Num comentário após um “trabalho exploratório junto de um conjunto de quadros-chave da STCP Serviços”, um dos responsáveis dá conta que a empresa “vai retirar alguns privilégios, impor regras, fiscalizar e alterar hábitos profundamente enraizados”, algo que “só é possível com uma identidade clara, uma comunicação forte e uma estratégia capaz de explicar à população o motivo das mudanças”.

“Criar uma governação integrada da mobilidade urbana, superando a lógica de projetos isolados e fragmentados que marcaram a cidade do Porto nos últimos anos” ou “articular os complementos da mobilidade na cidade do Porto, ligando elementos que hoje estão dispersos e não integrados entre si” são alguns dos desígnios elencados e citados nos documentos.

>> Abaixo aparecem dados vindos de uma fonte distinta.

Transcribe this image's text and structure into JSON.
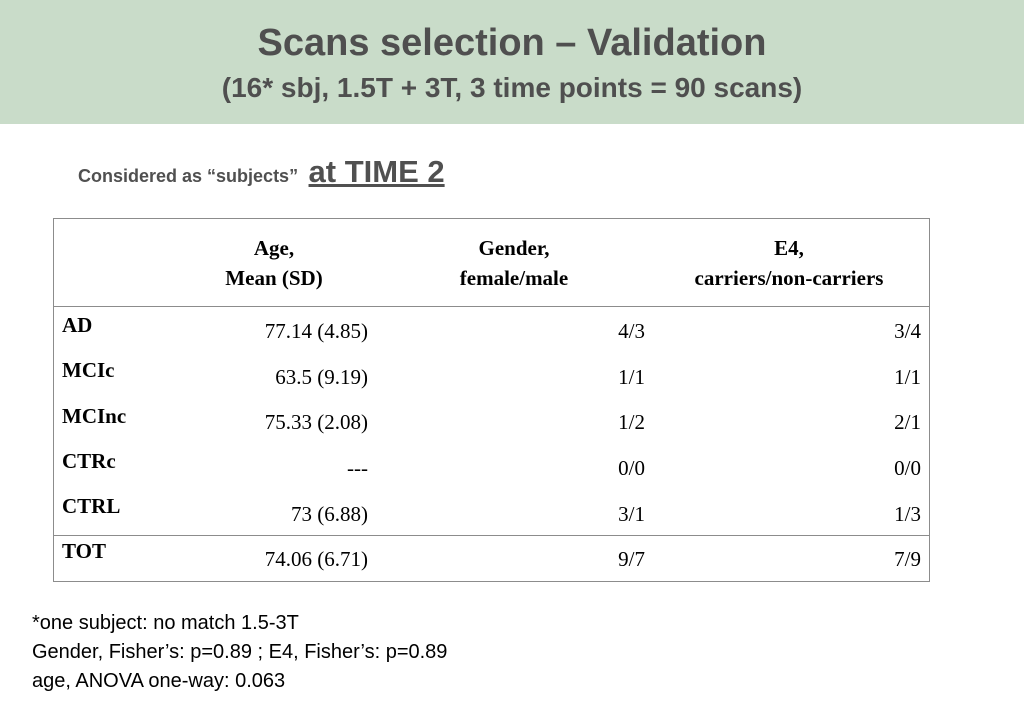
{
  "header": {
    "title": "Scans selection – Validation",
    "subtitle": "(16* sbj, 1.5T + 3T, 3 time points = 90 scans)"
  },
  "considered": {
    "label": "Considered as “subjects”",
    "time": "at TIME 2"
  },
  "table": {
    "columns": [
      {
        "line1": "Age,",
        "line2": "Mean (SD)"
      },
      {
        "line1": "Gender,",
        "line2": "female/male"
      },
      {
        "line1": "E4,",
        "line2": "carriers/non-carriers"
      }
    ],
    "rows": [
      {
        "group": "AD",
        "age": "77.14 (4.85)",
        "gender": "4/3",
        "e4": "3/4"
      },
      {
        "group": "MCIc",
        "age": "63.5 (9.19)",
        "gender": "1/1",
        "e4": "1/1"
      },
      {
        "group": "MCInc",
        "age": "75.33 (2.08)",
        "gender": "1/2",
        "e4": "2/1"
      },
      {
        "group": "CTRc",
        "age": "---",
        "gender": "0/0",
        "e4": "0/0"
      },
      {
        "group": "CTRL",
        "age": "73 (6.88)",
        "gender": "3/1",
        "e4": "1/3"
      }
    ],
    "total": {
      "group": "TOT",
      "age": "74.06 (6.71)",
      "gender": "9/7",
      "e4": "7/9"
    }
  },
  "notes": [
    "*one subject: no match 1.5-3T",
    "Gender, Fisher’s: p=0.89 ; E4, Fisher’s: p=0.89",
    "age, ANOVA one-way: 0.063"
  ]
}
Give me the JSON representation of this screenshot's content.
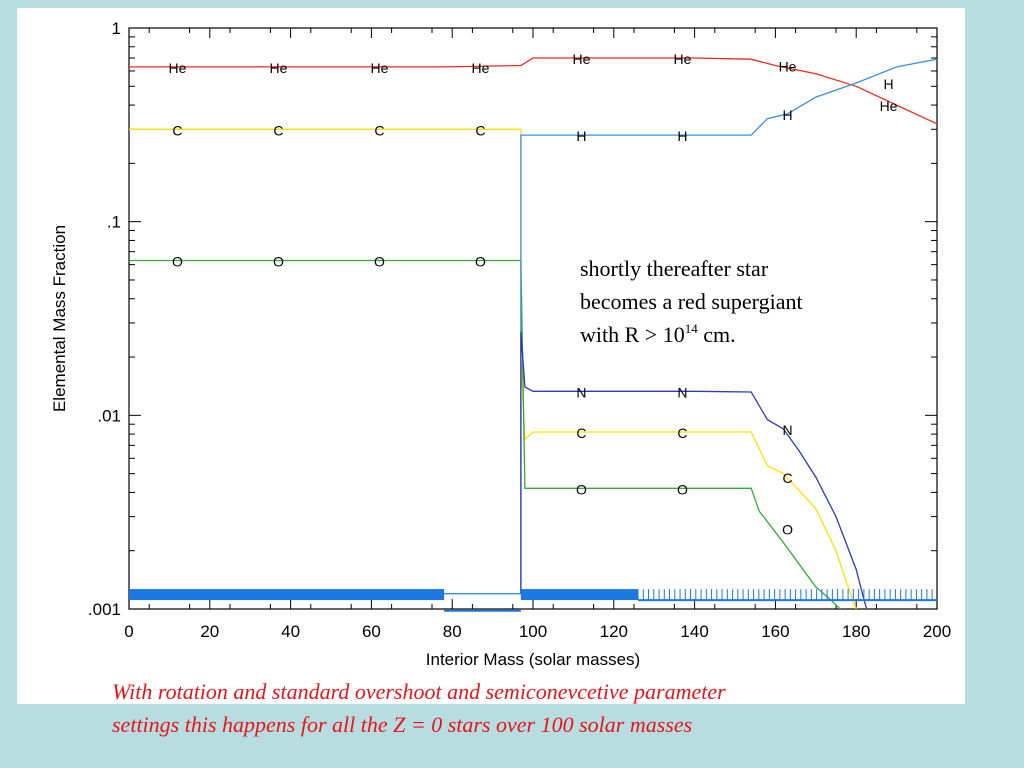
{
  "chart_data": {
    "type": "line",
    "title": "",
    "xlabel": "Interior Mass (solar masses)",
    "ylabel": "Elemental Mass Fraction",
    "xlim": [
      0,
      200
    ],
    "ylim": [
      0.001,
      1
    ],
    "y_scale": "log",
    "grid": false,
    "legend": "none",
    "x_ticks": [
      0,
      20,
      40,
      60,
      80,
      100,
      120,
      140,
      160,
      180,
      200
    ],
    "x_tick_labels": [
      "0",
      "20",
      "40",
      "60",
      "80",
      "100",
      "120",
      "140",
      "160",
      "180",
      "200"
    ],
    "y_ticks": [
      1,
      0.1,
      0.01,
      0.001
    ],
    "y_tick_labels": [
      "1",
      ".1",
      ".01",
      ".001"
    ],
    "series": [
      {
        "color": "#ea2b1f",
        "x": [
          0,
          78,
          97,
          100,
          126,
          140,
          154,
          160,
          170,
          180,
          190,
          200
        ],
        "y": [
          0.63,
          0.63,
          0.64,
          0.7,
          0.7,
          0.7,
          0.69,
          0.64,
          0.58,
          0.5,
          0.4,
          0.32
        ],
        "labels": [
          {
            "x": 12,
            "y": 0.63,
            "text": "He"
          },
          {
            "x": 37,
            "y": 0.63,
            "text": "He"
          },
          {
            "x": 62,
            "y": 0.63,
            "text": "He"
          },
          {
            "x": 87,
            "y": 0.63,
            "text": "He"
          },
          {
            "x": 112,
            "y": 0.7,
            "text": "He"
          },
          {
            "x": 137,
            "y": 0.7,
            "text": "He"
          },
          {
            "x": 163,
            "y": 0.64,
            "text": "He"
          },
          {
            "x": 188,
            "y": 0.4,
            "text": "He"
          }
        ]
      },
      {
        "color": "#ffe000",
        "x": [
          0,
          97,
          97,
          98,
          100,
          154,
          158,
          162,
          170,
          175,
          178,
          180,
          182
        ],
        "y": [
          0.3,
          0.3,
          0.02,
          0.0075,
          0.0082,
          0.0082,
          0.0055,
          0.005,
          0.0033,
          0.002,
          0.0013,
          0.001,
          0.0008
        ],
        "labels": [
          {
            "x": 12,
            "y": 0.3,
            "text": "C"
          },
          {
            "x": 37,
            "y": 0.3,
            "text": "C"
          },
          {
            "x": 62,
            "y": 0.3,
            "text": "C"
          },
          {
            "x": 87,
            "y": 0.3,
            "text": "C"
          },
          {
            "x": 112,
            "y": 0.0082,
            "text": "C"
          },
          {
            "x": 137,
            "y": 0.0082,
            "text": "C"
          },
          {
            "x": 163,
            "y": 0.0048,
            "text": "C"
          }
        ]
      },
      {
        "color": "#3aa93a",
        "x": [
          0,
          97,
          98,
          100,
          154,
          156,
          162,
          170,
          174,
          176,
          178
        ],
        "y": [
          0.063,
          0.063,
          0.0042,
          0.0042,
          0.0042,
          0.0032,
          0.0022,
          0.0013,
          0.0011,
          0.001,
          0.0008
        ],
        "labels": [
          {
            "x": 12,
            "y": 0.063,
            "text": "O"
          },
          {
            "x": 37,
            "y": 0.063,
            "text": "O"
          },
          {
            "x": 62,
            "y": 0.063,
            "text": "O"
          },
          {
            "x": 87,
            "y": 0.063,
            "text": "O"
          },
          {
            "x": 112,
            "y": 0.0042,
            "text": "O"
          },
          {
            "x": 137,
            "y": 0.0042,
            "text": "O"
          },
          {
            "x": 163,
            "y": 0.0026,
            "text": "O"
          }
        ]
      },
      {
        "color": "#3a8fe0",
        "x": [
          0,
          78,
          97,
          97,
          100,
          154,
          158,
          163,
          170,
          180,
          190,
          200
        ],
        "y": [
          0.0012,
          0.0012,
          0.0012,
          0.28,
          0.28,
          0.28,
          0.34,
          0.36,
          0.44,
          0.52,
          0.63,
          0.69
        ],
        "labels": [
          {
            "x": 112,
            "y": 0.28,
            "text": "H"
          },
          {
            "x": 137,
            "y": 0.28,
            "text": "H"
          },
          {
            "x": 163,
            "y": 0.36,
            "text": "H"
          },
          {
            "x": 188,
            "y": 0.52,
            "text": "H"
          }
        ]
      },
      {
        "color": "#2c3bb5",
        "x": [
          97,
          97,
          98,
          100,
          126,
          140,
          154,
          158,
          162,
          166,
          170,
          175,
          180,
          182,
          184
        ],
        "y": [
          0.0012,
          0.027,
          0.014,
          0.0133,
          0.0133,
          0.0133,
          0.0132,
          0.0095,
          0.0085,
          0.0065,
          0.0048,
          0.003,
          0.0016,
          0.0011,
          0.0008
        ],
        "labels": [
          {
            "x": 112,
            "y": 0.0133,
            "text": "N"
          },
          {
            "x": 137,
            "y": 0.0133,
            "text": "N"
          },
          {
            "x": 163,
            "y": 0.0085,
            "text": "N"
          }
        ]
      }
    ],
    "annotations": [
      {
        "text": "shortly thereafter star"
      },
      {
        "text": "becomes a red supergiant"
      },
      {
        "text": "with R > 10",
        "superscript": "14",
        "suffix": " cm."
      }
    ]
  },
  "caption": {
    "line1": "With rotation and standard overshoot and semiconevcetive parameter",
    "line2": "settings this happens for all the Z = 0 stars over 100 solar masses"
  }
}
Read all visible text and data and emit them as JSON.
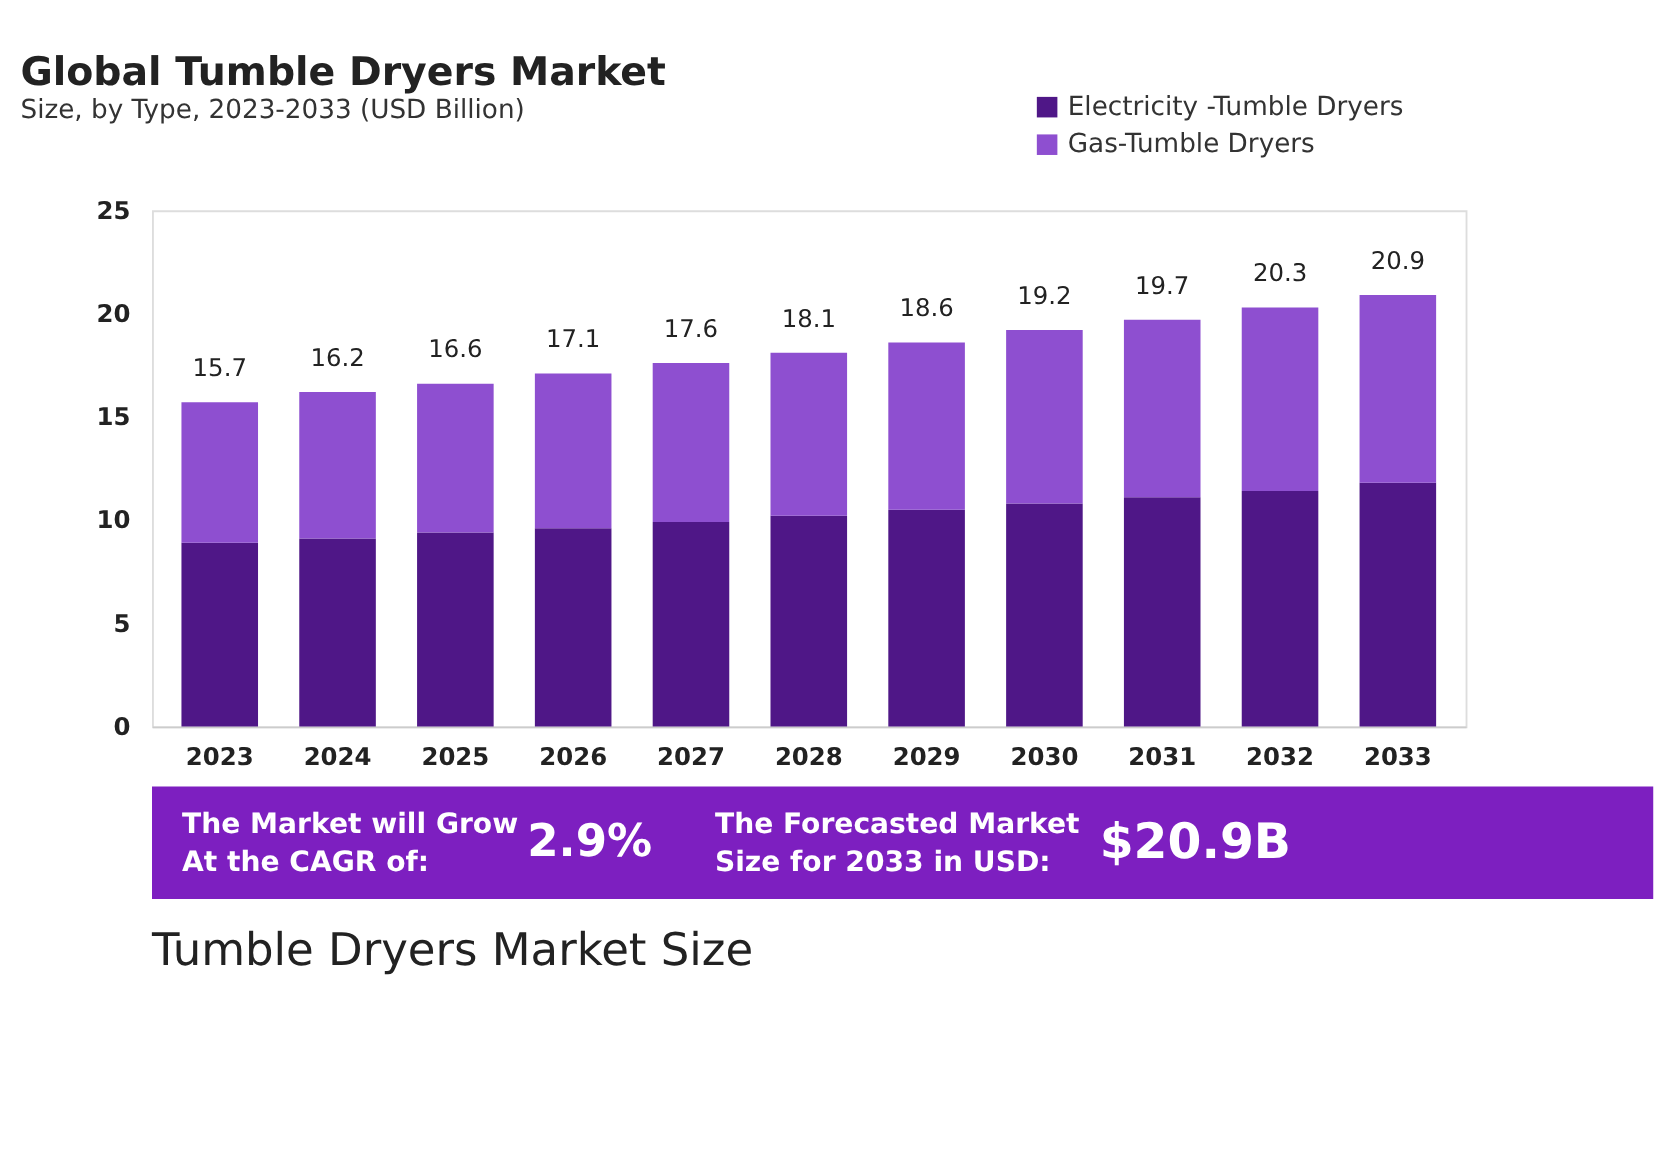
{
  "chart_data": {
    "type": "bar",
    "stacked": true,
    "title": "Global Tumble Dryers Market",
    "subtitle": "Size, by Type, 2023-2033 (USD Billion)",
    "categories": [
      "2023",
      "2024",
      "2025",
      "2026",
      "2027",
      "2028",
      "2029",
      "2030",
      "2031",
      "2032",
      "2033"
    ],
    "series": [
      {
        "name": "Electricity -Tumble Dryers",
        "color": "#4f1787",
        "values": [
          8.9,
          9.1,
          9.4,
          9.6,
          9.9,
          10.2,
          10.5,
          10.8,
          11.1,
          11.4,
          11.8
        ]
      },
      {
        "name": "Gas-Tumble Dryers",
        "color": "#8e4fd0",
        "values": [
          6.8,
          7.1,
          7.2,
          7.5,
          7.7,
          7.9,
          8.1,
          8.4,
          8.6,
          8.9,
          9.1
        ]
      }
    ],
    "totals": [
      "15.7",
      "16.2",
      "16.6",
      "17.1",
      "17.6",
      "18.1",
      "18.6",
      "19.2",
      "19.7",
      "20.3",
      "20.9"
    ],
    "ylim": [
      0,
      25
    ],
    "yticks": [
      0,
      5,
      10,
      15,
      20,
      25
    ],
    "grid": false,
    "legend": "top right",
    "annotations": [
      "The Market will Grow\nAt the CAGR of:",
      "2.9%",
      "The Forecasted Market\nSize for 2033 in USD:",
      "$20.9B",
      "Tumble Dryers Market Size"
    ]
  }
}
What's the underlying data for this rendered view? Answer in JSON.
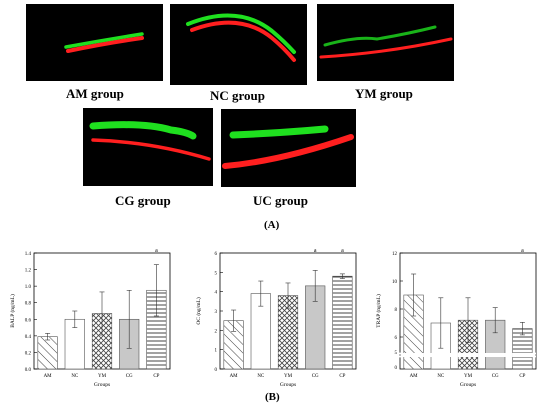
{
  "panelA": {
    "label": "(A)",
    "groups": [
      {
        "name": "AM group"
      },
      {
        "name": "NC group"
      },
      {
        "name": "YM group"
      },
      {
        "name": "CG group"
      },
      {
        "name": "UC group"
      }
    ]
  },
  "panelB": {
    "label": "(B)"
  },
  "chart_data": [
    {
      "type": "bar",
      "categories": [
        "AM",
        "NC",
        "YM",
        "CG",
        "CP"
      ],
      "values": [
        0.39,
        0.6,
        0.67,
        0.6,
        0.95
      ],
      "errors": [
        0.04,
        0.1,
        0.26,
        0.35,
        0.31
      ],
      "annotations": [
        "",
        "",
        "",
        "",
        "a"
      ],
      "ylabel": "BALP (ng/mL)",
      "xlabel": "Groups",
      "ylim": [
        0,
        1.4
      ],
      "yticks": [
        "0.0",
        "0.2",
        "0.4",
        "0.6",
        "0.8",
        "1.0",
        "1.2",
        "1.4"
      ]
    },
    {
      "type": "bar",
      "categories": [
        "AM",
        "NC",
        "YM",
        "CG",
        "CP"
      ],
      "values": [
        2.5,
        3.9,
        3.8,
        4.3,
        4.8
      ],
      "errors": [
        0.55,
        0.65,
        0.65,
        0.8,
        0.12
      ],
      "annotations": [
        "",
        "",
        "",
        "a",
        "a"
      ],
      "ylabel": "OC (ng/mL)",
      "xlabel": "Groups",
      "ylim": [
        0,
        6
      ],
      "yticks": [
        "0",
        "1",
        "2",
        "3",
        "4",
        "5",
        "6"
      ]
    },
    {
      "type": "bar",
      "categories": [
        "AM",
        "NC",
        "YM",
        "CG",
        "CP"
      ],
      "values": [
        9.0,
        7.0,
        7.2,
        7.2,
        6.6
      ],
      "errors": [
        1.5,
        1.8,
        1.6,
        0.9,
        0.45
      ],
      "annotations": [
        "",
        "",
        "",
        "",
        "a"
      ],
      "ylabel": "TRAP (ng/mL)",
      "xlabel": "Groups",
      "ylim": [
        5,
        12
      ],
      "axis_break": true,
      "yticks": [
        "6",
        "8",
        "10",
        "12"
      ],
      "yticks_below_break": [
        "5",
        "0"
      ]
    }
  ],
  "colors": {
    "green": "#1fe01f",
    "red": "#ff1f1f",
    "cg_fill": "#c8c8c8"
  }
}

O público alvo da atuação da nova marca e empresa é heterogéneo, pois se, “por um lado, emergem segmentos mais jovens, mais permeáveis a soluções sustentáveis e disponíveis para adotar alternativas ao automóvel, desde que estas sejam eficazes e convenientes”, por outro “persistem perfis mais envelhecidos, fortemente ancorados em hábitos consolidados de mobilidade individual, cuja transformação dependerá menos de discurso e mais da criação de condições reais, credíveis e consistentes”.

“A personalidade da marca assenta numa combinação exigente entre autoridade e utilidade pública”, pode ainda ler-se nos documentos.